The authors choose endnotes to support their frequent quotations, necessitating constant flipping to the back of the book. In many cases just a few generic words are placed in quotes, as when Wellington Rankin tells Jeannette ‘‘he would back’’ her in a campaign. For me, the technique created a choppy effect that grates on the inner ear. It is important to be scrupulous, of course, but better writers could have woven the tale more seamlessly while still giving proper attribution to their sources.

The authors also consciously choose not to present Rankin’s biography in chronological order, preferring a more thematic organization. But the book could have benefited from a narrative thread. The story jumps around, and some dramatic moments are given short shrift, including Rankin’s vote against World War II and the moment of triumph when the 19th Amendment was at last adopted.
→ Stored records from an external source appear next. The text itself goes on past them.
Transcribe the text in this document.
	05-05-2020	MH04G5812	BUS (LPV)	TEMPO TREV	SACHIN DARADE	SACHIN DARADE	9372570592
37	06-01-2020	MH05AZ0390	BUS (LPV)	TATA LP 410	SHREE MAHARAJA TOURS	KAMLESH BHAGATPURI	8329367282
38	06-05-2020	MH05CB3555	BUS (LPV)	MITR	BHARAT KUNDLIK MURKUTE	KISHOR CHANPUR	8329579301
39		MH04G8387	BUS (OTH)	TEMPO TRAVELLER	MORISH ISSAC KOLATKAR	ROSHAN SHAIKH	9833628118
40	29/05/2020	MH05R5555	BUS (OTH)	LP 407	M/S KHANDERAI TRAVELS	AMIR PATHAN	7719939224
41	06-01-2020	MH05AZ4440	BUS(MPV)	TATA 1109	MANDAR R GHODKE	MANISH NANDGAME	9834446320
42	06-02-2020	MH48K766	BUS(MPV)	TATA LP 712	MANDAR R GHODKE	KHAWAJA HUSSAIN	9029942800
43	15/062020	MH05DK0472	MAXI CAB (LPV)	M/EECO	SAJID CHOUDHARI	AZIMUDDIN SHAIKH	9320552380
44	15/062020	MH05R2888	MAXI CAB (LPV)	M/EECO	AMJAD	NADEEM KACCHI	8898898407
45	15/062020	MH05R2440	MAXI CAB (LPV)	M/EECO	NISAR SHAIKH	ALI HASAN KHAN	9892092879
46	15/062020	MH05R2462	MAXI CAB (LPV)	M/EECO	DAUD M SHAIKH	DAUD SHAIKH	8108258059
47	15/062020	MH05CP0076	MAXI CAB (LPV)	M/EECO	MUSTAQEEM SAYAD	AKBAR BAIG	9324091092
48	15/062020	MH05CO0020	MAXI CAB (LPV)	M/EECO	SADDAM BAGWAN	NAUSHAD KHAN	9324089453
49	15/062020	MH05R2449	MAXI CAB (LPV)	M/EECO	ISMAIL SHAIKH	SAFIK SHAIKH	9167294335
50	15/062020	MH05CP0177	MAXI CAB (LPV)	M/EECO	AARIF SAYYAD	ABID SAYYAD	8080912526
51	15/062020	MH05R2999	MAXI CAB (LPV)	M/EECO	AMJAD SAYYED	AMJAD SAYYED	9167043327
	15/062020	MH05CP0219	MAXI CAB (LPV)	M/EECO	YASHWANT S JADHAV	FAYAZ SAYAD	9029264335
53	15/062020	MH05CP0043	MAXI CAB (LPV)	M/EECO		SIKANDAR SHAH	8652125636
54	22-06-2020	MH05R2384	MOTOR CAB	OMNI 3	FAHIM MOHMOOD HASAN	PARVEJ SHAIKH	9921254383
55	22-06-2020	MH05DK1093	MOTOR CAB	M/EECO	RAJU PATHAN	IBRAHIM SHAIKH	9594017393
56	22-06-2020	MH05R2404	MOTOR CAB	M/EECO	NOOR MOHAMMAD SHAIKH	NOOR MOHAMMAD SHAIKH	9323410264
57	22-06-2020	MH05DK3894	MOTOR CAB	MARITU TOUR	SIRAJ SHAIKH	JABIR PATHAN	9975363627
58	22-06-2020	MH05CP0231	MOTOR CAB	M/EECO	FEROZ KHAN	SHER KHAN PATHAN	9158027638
On the enduring question of whether the presence of women in public life fundamentally changes the debate, the whole of Rankin’s life answers “Yes.” Rankin was not, like Margaret Thatcher or Golda Meir, a political woman bent on proving her bonafides with militaristic rhetoric. (Even former congresswoman Patricia Schroeder, who is referenced favorably in the book, thought it necessary to serve a stint on the Armed Services Committee before she could run for president.) Rankin, by contrast, was what the authors call a ‘‘cultural feminist,’’ at least in her public life, believing that women speak in a distinct and valuable voice, one that men can never duplicate.

Eighty-six years after women achieved suffrage, just fifteen percent of the US Congress is female. Electing more women to public office is not merely a matter of simple equity. As Jeanette Rankin proved, it can mean the difference between war and peace—between life and death.

 

Renée Loth is the editorial page editor of the Boston Globe.